Vigil spotlights US casualties in Iraq

When the number of U.S. military casualties in Iraq hit 1,000, area activists gathered with their call for peace. They assembled again when the death toll reached 2,000 and 3,000, and they’ve assembled nearly every week in between.

This week marked yet another milepost in the war: the climbing of the U.S. military death toll in Iraq to 4,000.

Peace activists on Tuesday evening lined up along Massachusetts Street in front of the Douglas County Courthouse for a candlelight vigil honoring the dead. At one point, about 60 people were gathered.

“It just seems the least we can do,” Lawrence resident Matt Bova said. “In so many ways, it feels like our hands are tied and we’re unable to make the progress that we want, and yet it’s inadequate just to stay home on an occasion like this.”

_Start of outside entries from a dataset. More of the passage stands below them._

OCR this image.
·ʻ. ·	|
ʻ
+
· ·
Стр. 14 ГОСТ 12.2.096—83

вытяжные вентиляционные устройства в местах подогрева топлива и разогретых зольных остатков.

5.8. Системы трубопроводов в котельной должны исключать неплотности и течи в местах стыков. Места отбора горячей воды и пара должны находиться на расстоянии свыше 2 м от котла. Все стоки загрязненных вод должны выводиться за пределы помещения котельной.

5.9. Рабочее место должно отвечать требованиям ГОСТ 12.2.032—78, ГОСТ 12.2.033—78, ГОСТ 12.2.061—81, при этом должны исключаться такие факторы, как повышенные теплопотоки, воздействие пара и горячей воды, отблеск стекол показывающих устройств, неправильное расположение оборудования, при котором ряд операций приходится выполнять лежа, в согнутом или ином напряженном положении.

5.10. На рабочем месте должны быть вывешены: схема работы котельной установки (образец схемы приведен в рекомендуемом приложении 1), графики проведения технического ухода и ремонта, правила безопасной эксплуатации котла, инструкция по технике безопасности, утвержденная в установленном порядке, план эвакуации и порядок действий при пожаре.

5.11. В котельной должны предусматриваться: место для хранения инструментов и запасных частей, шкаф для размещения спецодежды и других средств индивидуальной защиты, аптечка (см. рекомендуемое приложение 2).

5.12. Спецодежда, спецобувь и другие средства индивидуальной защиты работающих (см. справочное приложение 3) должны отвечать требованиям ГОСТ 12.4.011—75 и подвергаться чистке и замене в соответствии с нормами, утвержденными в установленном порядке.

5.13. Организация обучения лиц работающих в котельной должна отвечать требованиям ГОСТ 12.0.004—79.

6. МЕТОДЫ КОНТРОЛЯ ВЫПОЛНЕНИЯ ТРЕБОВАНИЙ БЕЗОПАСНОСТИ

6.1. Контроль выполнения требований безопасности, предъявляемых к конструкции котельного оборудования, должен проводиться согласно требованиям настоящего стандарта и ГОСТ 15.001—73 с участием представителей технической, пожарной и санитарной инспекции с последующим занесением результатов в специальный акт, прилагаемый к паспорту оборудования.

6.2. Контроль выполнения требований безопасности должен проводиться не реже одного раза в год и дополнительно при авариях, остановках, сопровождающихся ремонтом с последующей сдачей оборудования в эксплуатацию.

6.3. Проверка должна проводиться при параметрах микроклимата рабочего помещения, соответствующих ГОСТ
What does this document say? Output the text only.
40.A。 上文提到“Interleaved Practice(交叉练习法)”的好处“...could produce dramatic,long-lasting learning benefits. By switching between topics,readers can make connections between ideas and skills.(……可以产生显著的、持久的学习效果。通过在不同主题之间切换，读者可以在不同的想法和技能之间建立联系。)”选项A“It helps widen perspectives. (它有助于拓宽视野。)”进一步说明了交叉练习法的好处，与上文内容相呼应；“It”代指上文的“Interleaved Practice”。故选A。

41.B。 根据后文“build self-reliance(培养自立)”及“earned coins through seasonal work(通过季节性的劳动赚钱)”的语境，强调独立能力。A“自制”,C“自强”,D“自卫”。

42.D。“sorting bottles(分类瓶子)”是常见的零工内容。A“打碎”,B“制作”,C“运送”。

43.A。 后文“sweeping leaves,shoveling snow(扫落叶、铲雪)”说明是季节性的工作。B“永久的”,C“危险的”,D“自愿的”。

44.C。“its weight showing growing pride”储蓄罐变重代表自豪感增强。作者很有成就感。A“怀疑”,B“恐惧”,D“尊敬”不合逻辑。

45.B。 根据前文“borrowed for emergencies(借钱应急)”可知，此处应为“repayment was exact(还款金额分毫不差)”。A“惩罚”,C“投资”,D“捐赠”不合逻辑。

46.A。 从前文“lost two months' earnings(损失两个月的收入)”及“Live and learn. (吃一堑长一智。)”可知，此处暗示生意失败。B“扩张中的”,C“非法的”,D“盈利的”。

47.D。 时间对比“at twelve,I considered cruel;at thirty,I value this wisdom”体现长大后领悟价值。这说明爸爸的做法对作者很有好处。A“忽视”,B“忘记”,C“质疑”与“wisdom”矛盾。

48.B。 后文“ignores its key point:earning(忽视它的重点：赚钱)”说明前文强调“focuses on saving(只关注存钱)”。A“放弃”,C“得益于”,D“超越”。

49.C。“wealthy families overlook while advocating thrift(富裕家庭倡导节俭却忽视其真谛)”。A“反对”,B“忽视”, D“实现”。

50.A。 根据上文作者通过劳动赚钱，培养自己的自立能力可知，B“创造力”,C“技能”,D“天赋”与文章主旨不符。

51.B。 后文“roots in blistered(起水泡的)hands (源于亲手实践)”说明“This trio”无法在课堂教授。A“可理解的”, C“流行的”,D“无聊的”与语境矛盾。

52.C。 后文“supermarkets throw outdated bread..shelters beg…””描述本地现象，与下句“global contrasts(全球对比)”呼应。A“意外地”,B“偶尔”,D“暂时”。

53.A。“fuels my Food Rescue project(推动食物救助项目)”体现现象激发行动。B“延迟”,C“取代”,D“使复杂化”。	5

The vigil, sponsored by Lawrence Coalition for Peace and Justice, was organized to mourn the human cost of war, support Iraq’s reconstruction and call for the return of U.S. troops.

Juliann Morland, a Kansas University law student, said 4,000 people is the size of her entire hometown.

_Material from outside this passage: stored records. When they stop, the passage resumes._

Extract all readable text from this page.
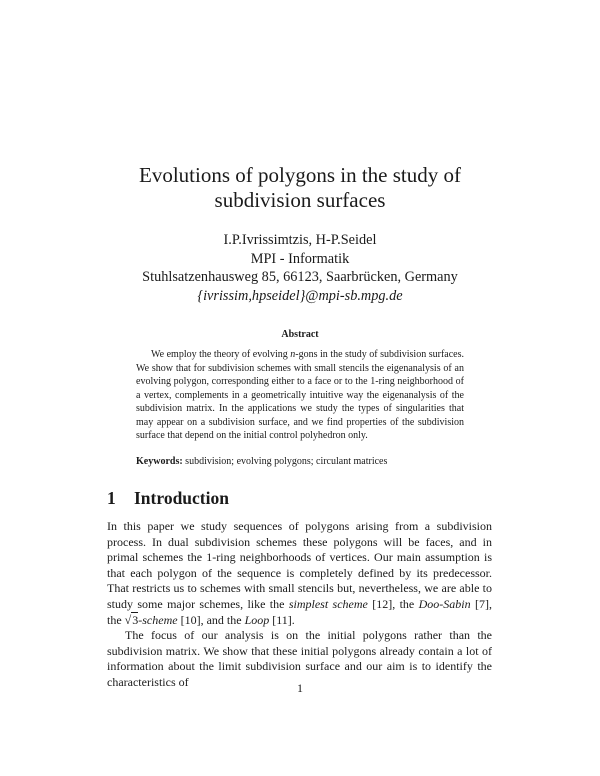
Evolutions of polygons in the study of
subdivision surfaces
I.P.Ivrissimtzis, H-P.Seidel
MPI - Informatik
Stuhlsatzenhausweg 85, 66123, Saarbrücken, Germany
{ivrissim,hpseidel}@mpi-sb.mpg.de
Abstract
We employ the theory of evolving n-gons in the study of subdivision surfaces. We show that for subdivision schemes with small stencils the eigenanalysis of an evolving polygon, corresponding either to a face or to the 1-ring neighborhood of a vertex, complements in a geometrically intuitive way the eigenanalysis of the subdivision matrix. In the applications we study the types of singularities that may appear on a subdivision surface, and we find properties of the subdivision surface that depend on the initial control polyhedron only.
Keywords: subdivision; evolving polygons; circulant matrices
1 Introduction

In this paper we study sequences of polygons arising from a subdivision process. In dual subdivision schemes these polygons will be faces, and in primal schemes the 1-ring neighborhoods of vertices. Our main assumption is that each polygon of the sequence is completely defined by its predecessor. That restricts us to schemes with small stencils but, nevertheless, we are able to study some major schemes, like the simplest scheme [12], the Doo-Sabin [7], the √3-scheme [10], and the Loop [11].

The focus of our analysis is on the initial polygons rather than the subdivision matrix. We show that these initial polygons already contain a lot of information about the limit subdivision surface and our aim is to identify the characteristics of	1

“I think it’s an important message to show that we support our troops, but that we’re against the war,” she said of her presence at the vigil. “I think the message here is it’s about the troops tonight, and it’s about the deaths and mourning.”

Bova recalled one national magazine reporting Americans’ tolerance for U.S. troop casualties was 1,000.

“We’re well beyond 1,000 now,” he said. “That means we’re into the intolerable level, apparently. If it was true in 2004, it’s got to be more true now.”